The recent wage increases and job creation have nowhere near made up the reductions in real wages and working conditions that occurred during the 1980s and early '90s, especially as a result of the Prices and Incomes Accords. And workers now have less job security, work longer hours or not enough hours, do more unpaid overtime, work in 24-hour, seven-day operations, suffer speed-ups and worse safety conditions, and have lost many other entitlements.
Today a quarter of casual and part-time workers say they need more hours. Even last year's Senate Poverty Inquiry highlighted the new phenomenon of the working poor, concluding that "Driving this change has been a casualisation of the workforce in the last two decades and a more recent weakening of the industrial relations systems". Meanwhile, more than half of those working at least 50 hours a week want less work.
Nor do the figures translate into less inequality in wages. Whereas in 1992 executive pay was on average 22 times higher than average weekly earnings, by 2002 it was 74 times higher.
Likewise, the healthy official jobs growth figures don't convey anywhere near the whole picture. For one, the official rate counts as employed anyone who works for one hour or more a week, concealing a huge level of under-employment. As well, tens of thousands of long-term unemployed are not counted because they've simply stopped looking for work, in particular men over 55, a big proportion of whom now survive on disability support pensions.
Then there are the half a million teenagers existing in limbo, in neither full-time work nor full-time study, the highest in six years.

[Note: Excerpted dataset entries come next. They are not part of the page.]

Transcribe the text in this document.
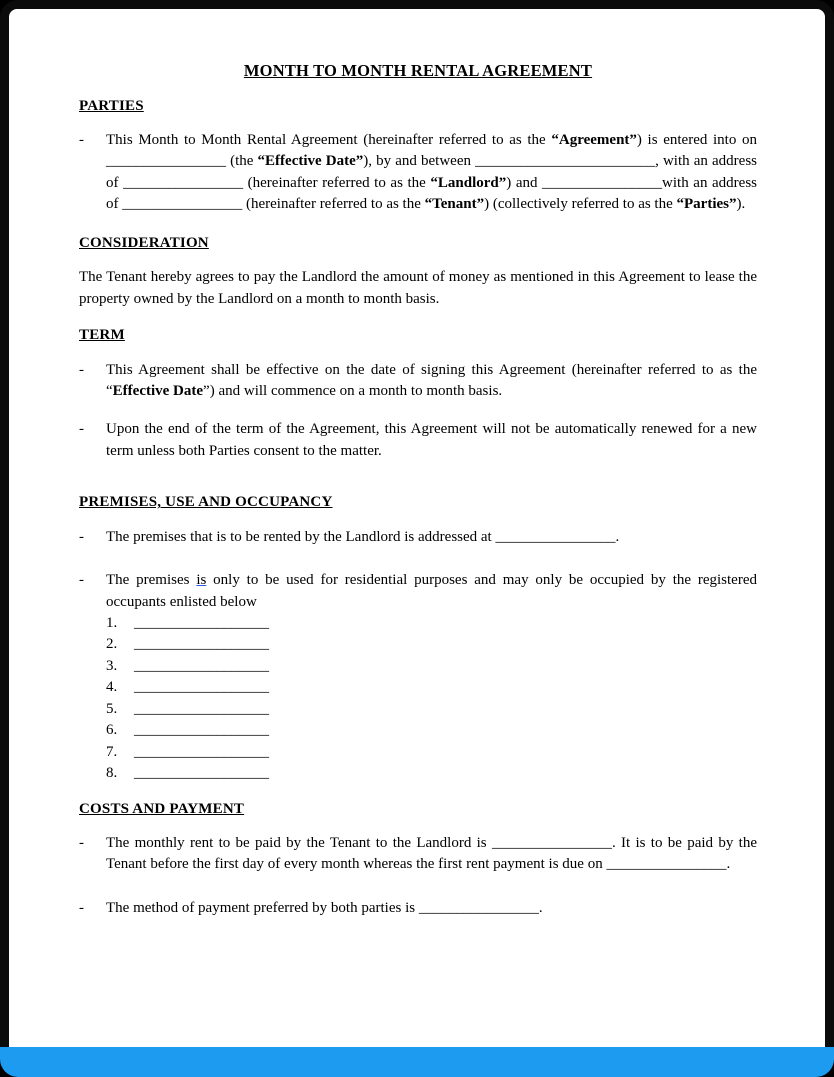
MONTH TO MONTH RENTAL AGREEMENT
PARTIES
-	This Month to Month Rental Agreement (hereinafter referred to as the “Agreement”) is entered into on ________________ (the “Effective Date”), by and between ________________________, with an address of ________________ (hereinafter referred to as the “Landlord”) and ________________with an address of ________________ (hereinafter referred to as the “Tenant”) (collectively referred to as the “Parties”).
CONSIDERATION

The Tenant hereby agrees to pay the Landlord the amount of money as mentioned in this Agreement to lease the property owned by the Landlord on a month to month basis.

TERM
-	This Agreement shall be effective on the date of signing this Agreement (hereinafter referred to as the “Effective Date”) and will commence on a month to month basis.
-	Upon the end of the term of the Agreement, this Agreement will not be automatically renewed for a new term unless both Parties consent to the matter.
PREMISES, USE AND OCCUPANCY
-	The premises that is to be rented by the Landlord is addressed at ________________.
-	The premises is only to be used for residential purposes and may only be occupied by the registered occupants enlisted below
1.	__________________
2.	__________________
3.	__________________
4.	__________________
5.	__________________
6.	__________________
7.	__________________
8.	__________________
COSTS AND PAYMENT
-	The monthly rent to be paid by the Tenant to the Landlord is ________________. It is to be paid by the Tenant before the first day of every month whereas the first rent payment is due on ________________.
-	The method of payment preferred by both parties is ________________.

I'm not going to risk any crystal ball gazing about when or what will trigger the end of the current economic sunshine. But it is 100% predictable that when the US takes a dive, and the world economy goes down with it, the degree of pain in the Australian working class, which has become hugely indebted, made no major wage gains and lost ground on working conditions and the social wage over the last period of growth, will be severe.
That pain is highly likely to cause a rapid disillusionment with the Coalition and "business as usual" politics.
[This is abridged from a speech given to the Marxist Summer School held by the Democratic Socialist Perspective, an affiliate to the Socialist Alliance, in Sydney in January.]
From Green Left Weekly, January 19, 2005.